My love for comics is one reason for accepting the opportunity to review this book. Digesting history through an animated style of narration lightens the task of reading history, it adds color (literally) to learning through story telling. These drawings will capture your imagination so much more than words alone. It leaves the reader with a broad perspective of America’s longest war in less than two hours of reading. One of the books authors, Blue Delliquanti, contributed to this book as cartoonist and illustrator. Blue likes to write about robots, insects, and unconventional families.
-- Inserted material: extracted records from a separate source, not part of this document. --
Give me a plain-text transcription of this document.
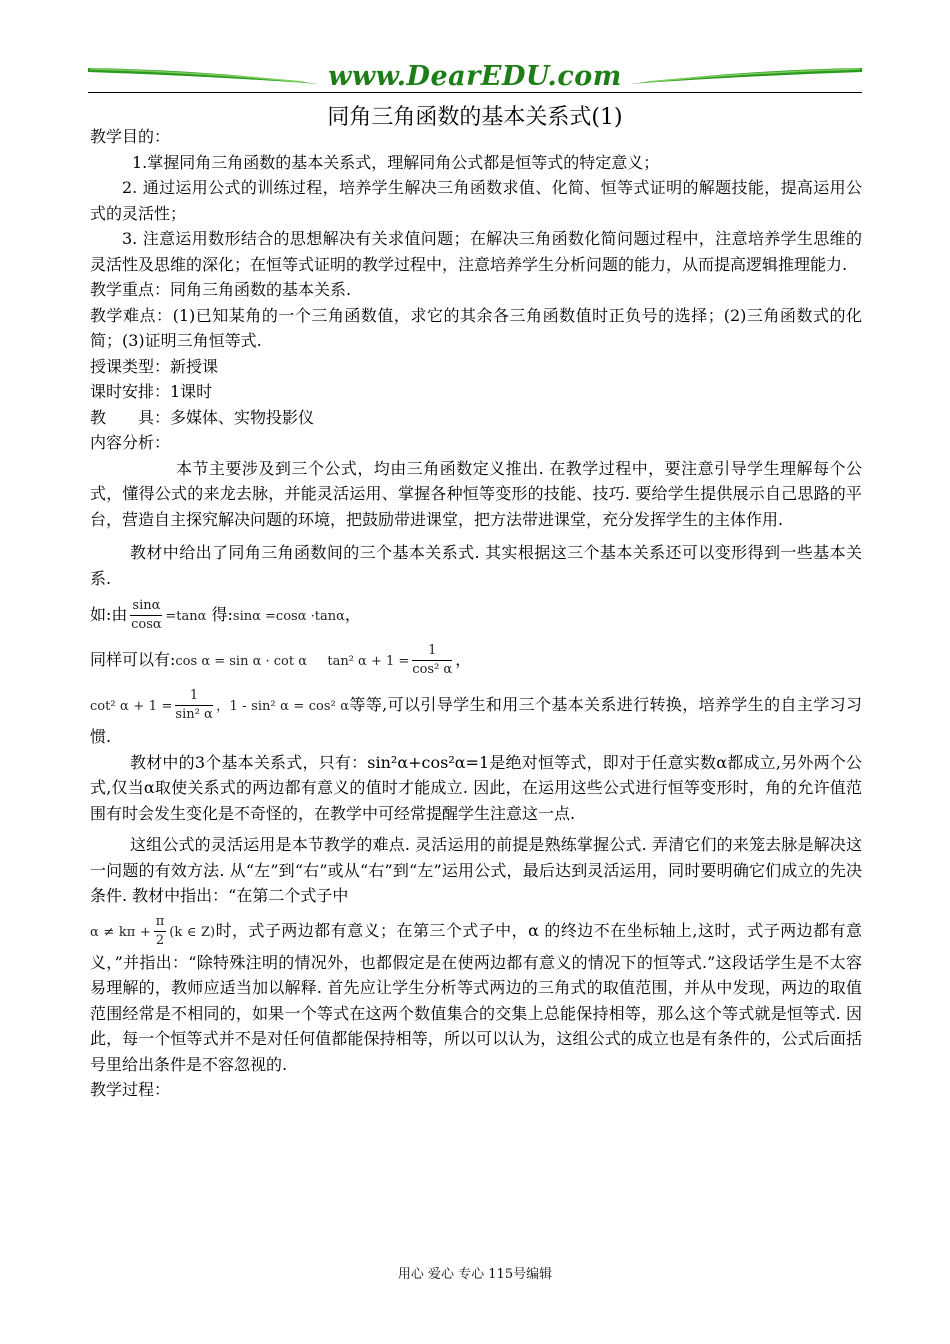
www.DearEDU.com
同角三角函数的基本关系式(1)

教学目的：

1.掌握同角三角函数的基本关系式，理解同角公式都是恒等式的特定意义；

2. 通过运用公式的训练过程，培养学生解决三角函数求值、化简、恒等式证明的解题技能，提高运用公式的灵活性；

3. 注意运用数形结合的思想解决有关求值问题；在解决三角函数化简问题过程中，注意培养学生思维的灵活性及思维的深化；在恒等式证明的教学过程中，注意培养学生分析问题的能力，从而提高逻辑推理能力.

教学重点：同角三角函数的基本关系.

教学难点：(1)已知某角的一个三角函数值，求它的其余各三角函数值时正负号的选择；(2)三角函数式的化简；(3)证明三角恒等式.

授课类型：新授课

课时安排：1课时

教　　具：多媒体、实物投影仪

内容分析：

本节主要涉及到三个公式，均由三角函数定义推出. 在教学过程中，要注意引导学生理解每个公式，懂得公式的来龙去脉，并能灵活运用、掌握各种恒等变形的技能、技巧. 要给学生提供展示自己思路的平台，营造自主探究解决问题的环境，把鼓励带进课堂，把方法带进课堂，充分发挥学生的主体作用.

教材中给出了同角三角函数间的三个基本关系式. 其实根据这三个基本关系还可以变形得到一些基本关系.

如:由 $\frac{\sin\alpha}{\cos\alpha} =\tan\alpha$ 得:sinα =cosα ·tanα，

同样可以有:cos α = sin α · cot α tan² $\alpha + 1 = \frac{1}{\text{cos² α}}$ ，

cot² $\alpha + 1 = \frac{1}{\text{sin² α}}$ ，1 - sin² α = cos² α等等,可以引导学生和用三个基本关系进行转换，培养学生的自主学习习惯.

教材中的3个基本关系式，只有：sin²α+cos²α=1是绝对恒等式，即对于任意实数α都成立,另外两个公式,仅当α取使关系式的两边都有意义的值时才能成立. 因此，在运用这些公式进行恒等变形时，角的允许值范围有时会发生变化是不奇怪的，在教学中可经常提醒学生注意这一点.

这组公式的灵活运用是本节教学的难点. 灵活运用的前提是熟练掌握公式. 弄清它们的来笼去脉是解决这一问题的有效方法. 从“左”到“右”或从“右”到“左”运用公式，最后达到灵活运用，同时要明确它们成立的先决条件. 教材中指出：“在第二个式子中

$\alpha \ne k\pi + \frac{\pi}{2} (k$ ∈ Z)时，式子两边都有意义；在第三个式子中，α 的终边不在坐标轴上,这时，式子两边都有意义，”并指出：“除特殊注明的情况外，也都假定是在使两边都有意义的情况下的恒等式.”这段话学生是不太容易理解的，教师应适当加以解释. 首先应让学生分析等式两边的三角式的取值范围，并从中发现，两边的取值范围经常是不相同的，如果一个等式在这两个数值集合的交集上总能保持相等，那么这个等式就是恒等式. 因此，每一个恒等式并不是对任何值都能保持相等，所以可以认为，这组公式的成立也是有条件的，公式后面括号里给出条件是不容忽视的.

教学过程：

用心 爱心 专心 115号编辑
She is the creator of the online comic O Human Star and the co-creator of the graphic novel Meal with Soleil Ho. Blue’s illustrations are key to making the history of Afghan War easy for young people, including college ROTC cadets or Initial Military Trainees to digest. Many of the short stories are about building relationships with Afghan Tribal Leaders and families in urban and remote communities and the importance of staying engaged in those relationships. Reading about this relationship building narrative while seeing it illustrated strengthens the message to our young cadets and trainees.
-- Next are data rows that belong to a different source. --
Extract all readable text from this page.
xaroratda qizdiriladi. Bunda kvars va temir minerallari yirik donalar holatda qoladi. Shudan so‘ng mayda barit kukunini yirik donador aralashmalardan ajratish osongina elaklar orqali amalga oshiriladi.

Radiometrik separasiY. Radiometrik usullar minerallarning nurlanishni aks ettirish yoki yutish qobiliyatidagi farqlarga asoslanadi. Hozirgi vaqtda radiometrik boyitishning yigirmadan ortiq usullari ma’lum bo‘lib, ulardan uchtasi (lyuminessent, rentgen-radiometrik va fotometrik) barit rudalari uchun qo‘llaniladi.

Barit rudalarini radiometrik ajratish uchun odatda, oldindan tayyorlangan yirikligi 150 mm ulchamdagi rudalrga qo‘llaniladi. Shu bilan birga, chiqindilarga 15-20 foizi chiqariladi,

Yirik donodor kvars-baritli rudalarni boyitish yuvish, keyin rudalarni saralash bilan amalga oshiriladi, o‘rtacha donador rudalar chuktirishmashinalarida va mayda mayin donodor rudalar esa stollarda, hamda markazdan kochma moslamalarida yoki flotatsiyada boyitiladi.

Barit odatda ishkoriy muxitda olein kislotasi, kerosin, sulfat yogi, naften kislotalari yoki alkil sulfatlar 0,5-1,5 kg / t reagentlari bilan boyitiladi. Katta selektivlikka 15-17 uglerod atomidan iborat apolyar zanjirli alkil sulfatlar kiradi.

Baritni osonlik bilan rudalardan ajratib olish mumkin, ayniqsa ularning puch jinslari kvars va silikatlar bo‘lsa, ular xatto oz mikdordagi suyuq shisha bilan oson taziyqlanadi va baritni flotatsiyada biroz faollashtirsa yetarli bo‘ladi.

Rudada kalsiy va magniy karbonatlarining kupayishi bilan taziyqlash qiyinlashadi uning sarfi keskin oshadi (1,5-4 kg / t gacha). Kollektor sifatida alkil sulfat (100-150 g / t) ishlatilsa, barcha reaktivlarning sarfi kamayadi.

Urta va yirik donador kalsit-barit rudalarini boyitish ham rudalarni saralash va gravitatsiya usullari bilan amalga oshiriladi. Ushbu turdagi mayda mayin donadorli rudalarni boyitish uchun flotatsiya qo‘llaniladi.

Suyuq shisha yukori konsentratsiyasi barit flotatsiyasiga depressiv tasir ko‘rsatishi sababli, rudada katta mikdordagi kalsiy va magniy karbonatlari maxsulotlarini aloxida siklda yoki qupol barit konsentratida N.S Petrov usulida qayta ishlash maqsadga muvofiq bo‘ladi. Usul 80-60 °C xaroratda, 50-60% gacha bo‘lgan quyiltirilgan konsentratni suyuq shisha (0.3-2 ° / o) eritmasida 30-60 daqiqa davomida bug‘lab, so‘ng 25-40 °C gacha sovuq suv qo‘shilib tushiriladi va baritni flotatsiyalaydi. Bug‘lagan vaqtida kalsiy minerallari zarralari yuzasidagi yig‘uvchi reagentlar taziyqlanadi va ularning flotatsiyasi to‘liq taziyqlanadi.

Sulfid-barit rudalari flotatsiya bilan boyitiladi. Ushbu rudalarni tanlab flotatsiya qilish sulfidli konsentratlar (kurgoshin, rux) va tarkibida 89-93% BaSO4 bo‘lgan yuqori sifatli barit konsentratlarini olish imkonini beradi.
Among other things we learn from Specialist Donald Lee’s experience titled “Winter in Korengal” is how acts of kindness have long lasting effects. There were Afghan families providing warm meals and tea to U.S. Army Soldiers out on patrol during the cold winter of 2003, these acts of kindness kept him grounded when war stuff got harsh and complicated. “From Hooters Waitress to Soldier,” is a very compelling story detailing how this young woman uses her youthful zest and charm to gather human intelligence in Afghan villages.
Contributing to these well told stories is writer David Axe and journalist Kevin Knodell. David is an editor and filmmaker, a former war correspondent, and has written for many publications to include Vice, The Daily Beast, and the Village Voice. In the final story of this book Kevin recounts stories Soldiers communicated to him in a relaxed social atmosphere. As a journalist Kevin covers conflict, culture, and crime. His work appeared in Playboy, The Week, Vice, Soldier of Fortune, The News Tribune, and others. He’s a former contributing editor at Warisboring.com and writes the Acts of Valor comic series for Naval History magazine.
By Kevin Knodell & David Axe, illustrated by Blue Delliquanti, Dead Reckoning, Annapolis, MD, (2018).
Reviewed by LTC Victor McGee, USAR, Military Faculty, Joint Forces Staff College, Norfolk, VA.